Archivo - Pareja comiendo un psicolabis en un parque. - JOVANMANDIC/ISTOCK - Archivo
MADRID, 10 May. (EUROPA PRESS) -
La excitación sexual puede jugar a favor.... y en contra. En los primeros encuentros, ese impulso de acercamiento que empuja a conectar también puede nublar la lectura de las señales, haciendo que la ambigüedad se perciba como interés y el riesgo de rechazo pase a un segundo plano. El resultado: una "visión de túnel" emocional donde vemos más lo que deseamos que lo que realmente ocurre.
CUANDO EL DESEO LLENA LOS HUECOS DE LA DUDA
Según se publica en 'Personality and Social Psychology Bulletin', diferentes estudio han demostrado que la excitación sexual puede llevar a sobreestimar el interés romántico de la pareja, pero estas interacciones implicaban señales neutrales o positivas por parte de la pareja potencial.
Un nuevo estudio, realizado por investigadores de la Universidad Reichman (Israel), confirma que la excitación sexual puede provocar una 'visión de túnel' que dificulta reconocer cuando alguien simplemente no está interesado en ti.
"La excitación sexual hizo que los participantes fueran significativamente más propensos a interpretar las interacciones ambiguas de forma optimista", asegura la doctora Gurit Birnbaum, autora principal del estudio y profesora de psicología en la Universidad Reichman.
Las pareja potenciales proporcionaron señales mixtas o ambiguas para reflejar con mayor precisión los primeros encuentros de una relación en la vida real.
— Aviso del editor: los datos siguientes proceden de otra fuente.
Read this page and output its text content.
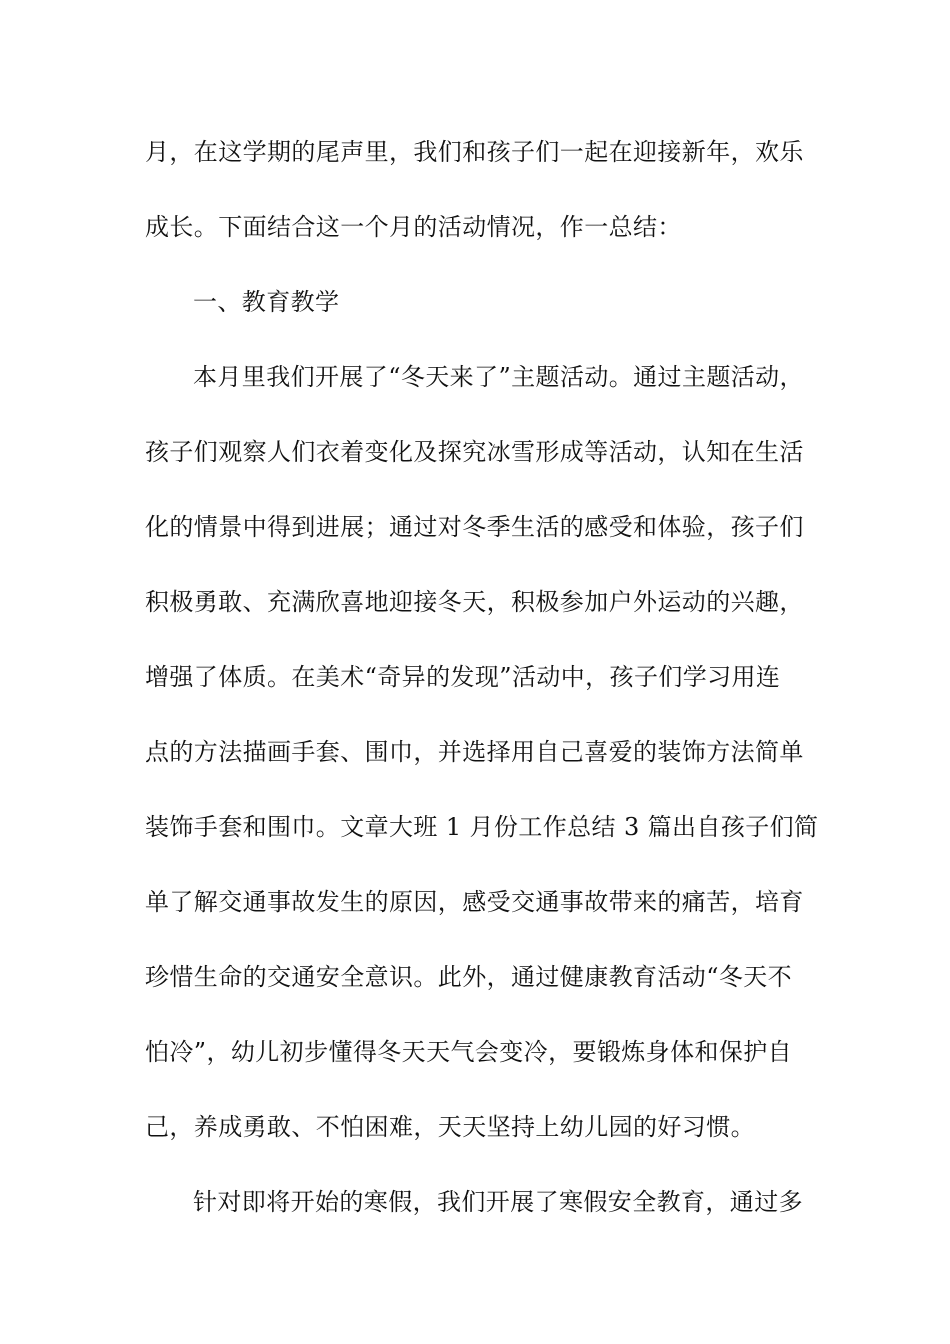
月，在这学期的尾声里，我们和孩子们一起在迎接新年，欢乐
成长。下面结合这一个月的活动情况，作一总结：
一、教育教学
本月里我们开展了“冬天来了”主题活动。通过主题活动，
孩子们观察人们衣着变化及探究冰雪形成等活动，认知在生活
化的情景中得到进展；通过对冬季生活的感受和体验，孩子们
积极勇敢、充满欣喜地迎接冬天，积极参加户外运动的兴趣，
增强了体质。在美术“奇异的发现”活动中，孩子们学习用连
点的方法描画手套、围巾，并选择用自己喜爱的装饰方法简单
装饰手套和围巾。文章大班 1 月份工作总结 3 篇出自孩子们简
单了解交通事故发生的原因，感受交通事故带来的痛苦，培育
珍惜生命的交通安全意识。此外，通过健康教育活动“冬天不
怕冷”，幼儿初步懂得冬天天气会变冷，要锻炼身体和保护自
己，养成勇敢、不怕困难，天天坚持上幼儿园的好习惯。
针对即将开始的寒假，我们开展了寒假安全教育，通过多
Vieron interés donde solo había incertidumbre. "Parte de la razón parece ser que la excitación aumentó el atractivo de la pareja, alimentando aún más la tendencia a ver lo que la gente quería ver", señala.
VÍDEOS, CHATS Y SEÑALES CONTRADICTORIAS EN EL LABORATORIO
Los investigadores querían determinar si la estimulación sexual afecta la regulación del riesgo. Un grupo de participantes vio un video sexual antes de chatear en línea con alguien a quien se le pidió que transmitiera señales contradictorias en diferentes etapas de la interacción. Otro grupo vio un video no sexual y luego participó en el mismo tipo de conversación.
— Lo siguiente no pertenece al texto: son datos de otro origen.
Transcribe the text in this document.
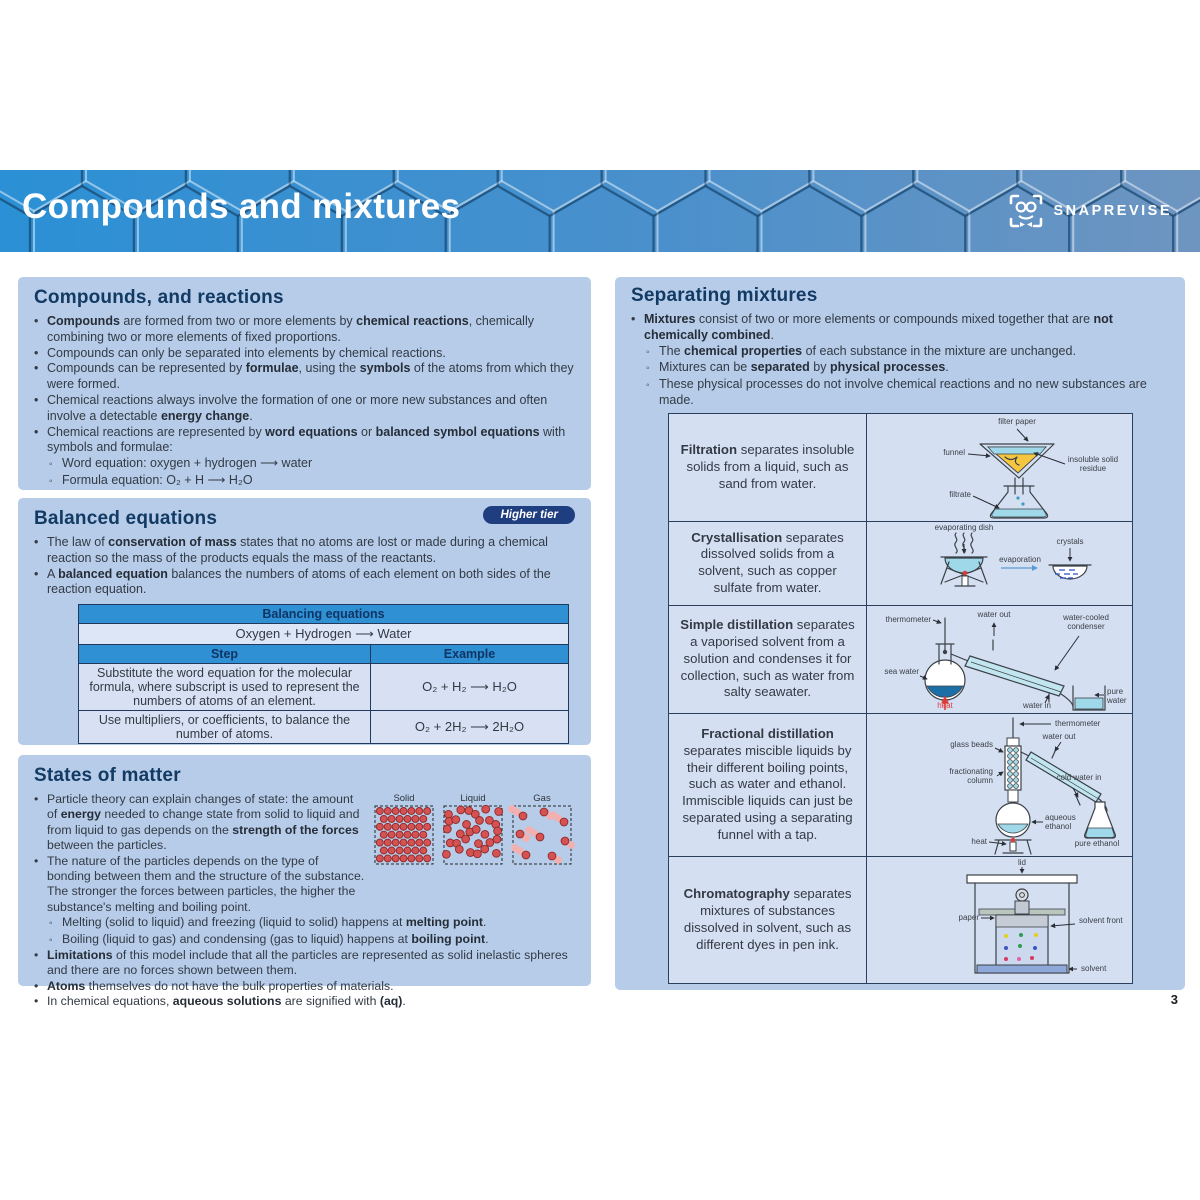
Compounds and mixtures	SNAPREVISE
Compounds, and reactions
•
Compounds are formed from two or more elements by chemical reactions, chemically combining two or more elements of fixed proportions.
•
Compounds can only be separated into elements by chemical reactions.
•
Compounds can be represented by formulae, using the symbols of the atoms from which they were formed.
•
Chemical reactions always involve the formation of one or more new substances and often involve a detectable energy change.
•
Chemical reactions are represented by word equations or balanced symbol equations with symbols and formulae:
◦
Word equation: oxygen + hydrogen ⟶ water
◦
Formula equation: O₂ + H ⟶ H₂O
Balanced equations	Higher tier
•
The law of conservation of mass states that no atoms are lost or made during a chemical reaction so the mass of the products equals the mass of the reactants.
•
A balanced equation balances the numbers of atoms of each element on both sides of the reaction equation.
Balancing equations	
Oxygen + Hydrogen ⟶ Water	
Step	Example
Substitute the word equation for the molecular formula, where subscript is used to represent the numbers of atoms of an element.	O₂ + H₂ ⟶ H₂O
Use multipliers, or coefficients, to balance the number of atoms.	O₂ + 2H₂ ⟶ 2H₂O
States of matter
Solid	Liquid	Gas
•
Particle theory can explain changes of state: the amount of energy needed to change state from solid to liquid and from liquid to gas depends on the strength of the forces between the particles.
•
The nature of the particles depends on the type of bonding between them and the structure of the substance. The stronger the forces between particles, the higher the substance's melting and boiling point.
◦
Melting (solid to liquid) and freezing (liquid to solid) happens at melting point.
◦
Boiling (liquid to gas) and condensing (gas to liquid) happens at boiling point.
•
Limitations of this model include that all the particles are represented as solid inelastic spheres and there are no forces shown between them.
•
Atoms themselves do not have the bulk properties of materials.
•
In chemical equations, aqueous solutions are signified with (aq).
Separating mixtures
•
Mixtures consist of two or more elements or compounds mixed together that are not chemically combined.
◦
The chemical properties of each substance in the mixture are unchanged.
◦
Mixtures can be separated by physical processes.
◦
These physical processes do not involve chemical reactions and no new substances are made.
Filtration separates insoluble solids from a liquid, such as sand from water.	filter paper
funnel
insoluble solid residue
filtrate

Crystallisation separates dissolved solids from a solvent, such as copper sulfate from water.	evaporating dish
evaporation
crystals

Simple distillation separates a vaporised solvent from a solution and condenses it for collection, such as water from salty seawater.	
thermometer
water out	water-cooled condenser
sea water
water in
pure water
heat

Fractional distillation separates miscible liquids by their different boiling points, such as water and ethanol. Immiscible liquids can just be separated using a separating funnel with a tap.	
thermometer
water out
glass beads
fractionating column	cold water in
aqueous ethanol
pure ethanol
heat

Chromatography separates mixtures of substances dissolved in solvent, such as different dyes in pen ink.	lid
paper solvent front
solvent
3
Tras la conversación, los participantes evaluaron el atractivo de su interlocutor, así como el interés que percibían en él. Quienes habían visto un vídeo sexual antes de la conversación tendían a encontrar a su interlocutor atractivo y a percibir que este sentía interés romántico por ellos. La única excepción a este efecto se observó en el último estudio del artículo, cuando el interlocutor dio señales claras e inequívocas de rechazo. En este caso, los participantes reconocieron con precisión la falta de interés romántico de su interlocutor.
"La excitación sexual distorsiona la percepción solo cuando la situación deja espacio para la esperanza", reflexiona el profesor Birnbaum. "Puede ayudarnos a superar el miedo al rechazo al inclinar la percepción hacia una dirección más esperanzadora".
Este sesgo perceptivo puede resultar útil al principio del noviazgo, cuando se necesita cierto optimismo para arriesgarse con alguien nuevo, pero el profesor Birnbaum señala que puede tener sus consecuencias.
"El deseo puede eclipsar la sensibilidad hacia los verdaderos deseos de otra persona", explica el profesor Birnbaum. "En esos momentos, es posible que no veamos la interacción como es, sino como esperamos que sea, sin darnos cuenta de que la puerta no está realmente abierta".
UN SESGO ÚTIL PARA LIGAR… CON RIESGOS AÑADIDOS
Los autores destacan que futuras investigaciones deberían poner a prueba estos procesos en entornos más naturales, como las plataformas de citas en línea, así como en diferentes etapas del desarrollo de las relaciones. En términos más generales, los hallazgos contribuyen a una comprensión cada vez mayor de cómo nuestros estados internos, y no solo nuestras circunstancias, influyen en lo que percibimos de las personas que nos rodean.
"El deseo, al parecer, no solo nos motiva a buscar la conexión; también puede ayudarnos a lograr ese objetivo ajustando sutilmente la perspectiva con la que interpretamos las señales que recibimos en el camino", concluyen.